“Regolari” le votazioni a tutti i costi, in un Paese distrutto
La giunta sospende gli aiuti a 1,5 milioni di sopravvissuti bisognosi di riparo e cibo, per dislocare l’esercito sui seggi. Intanto confisca materiale da tutto il Paese con la scusa dei soccorsi. Proteste degli esuli birmani in Giappone, Malaysia, Thailandia.

Yangon (AsiaNews) – La giunta militare del Myanmar ha fatto “regolarmente” votare oggi il referendum per l’approvazione della Costituzione, indifferente ad almeno 1,5 milioni di persone colpite dal ciclone Nargis, la cui situazione si aggrava di ora in ora. Dimostrazioni di protesta in Giappone, Malaysia e Thailandia.

Secondo gli esperti ulteriori ritardi nei soccorsi possono causare un “secondo disastro” tra i sopravvissuti, senza ripari né viveri e vulnerabili a malaria e dissenteria. Decine di migliaia di corpi giacciono insepolti e le strade sono bloccate da alberi e terra. Ma la tv di Stato non ne parla, manda in onda uno spot con cinque giovani donne con vesti vivaci che cantano allegre canzoni che invitano ad “andare a votare”, e ripete ai cittadini che è “dovere civico” approvare la Costituzione scritta dai militari per legittimare il loro potere. La situazione è talmente grave che le Nazioni Unite, dopo avere ieri sospeso gli aiuti perché utilizzati dalla Giunta per propri fini, dopo poche ore li hanno ripristinati nella speranza che comunque giungessero alle vittime. Ma ora l’esercito non si occupa di soccorso, per vigilare sul voto. solo nelle zone devastate, come Yangon e la regione di Irrawaddy, il voto è stato “rinviato” di due settimane.

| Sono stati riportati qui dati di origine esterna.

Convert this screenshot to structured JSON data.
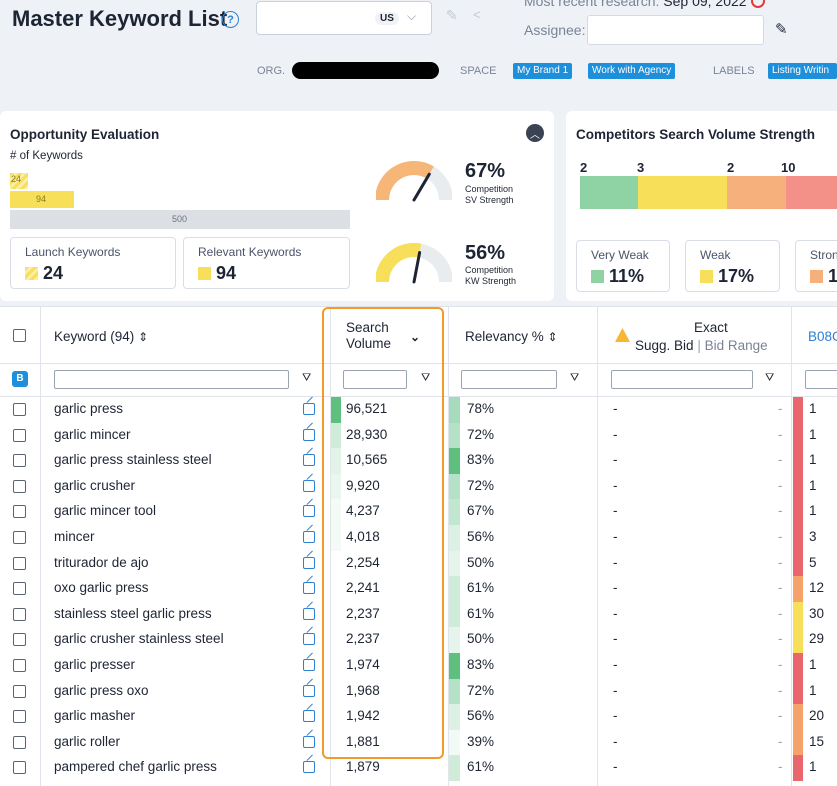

La giunta birmana continua a centellinare i permessi di ingresso alle organizzazioni umanitarie internazionali e sta imponendo a tutti i cittadini (in scuole, uffici, a casa e nelle associazioni) di ”contribuire con offerte” agli aiuti per le vittime di Nargis. In realtà si tratta di una vera e propria ruberia, rivelano le fonti di AsiaNews nel sud del Paese: i militari confiscano materiale da negozi, fabbriche e imprese senza che nessuno possa opporsi. L’ennesima violazione commessa ai danni di una società già ridotta in ginocchio da decenni di ottusa politica di regime.

Negli Stati vicini centinaia di esuli birmani hanno protestato. A Kuala Lumpur circa 500 persone, con t-shirt con scritto “NO” (al referendum) e cartelli con scritto “Il ciclone Nargis e la giunta sono assassini”, si sono raccolti davanti all’ambasciata birmana, molti pregando in silenzio. Uno dei leader, Than Tun Aung, ha osservato che “da troppo tempo i militari puntano il fucile contro la nostra gente, non possono averne ora pietà per il ciclone”. Proteste anche nelle strade di Tokyo e davanti all’ambasciata birmana di Bangkok.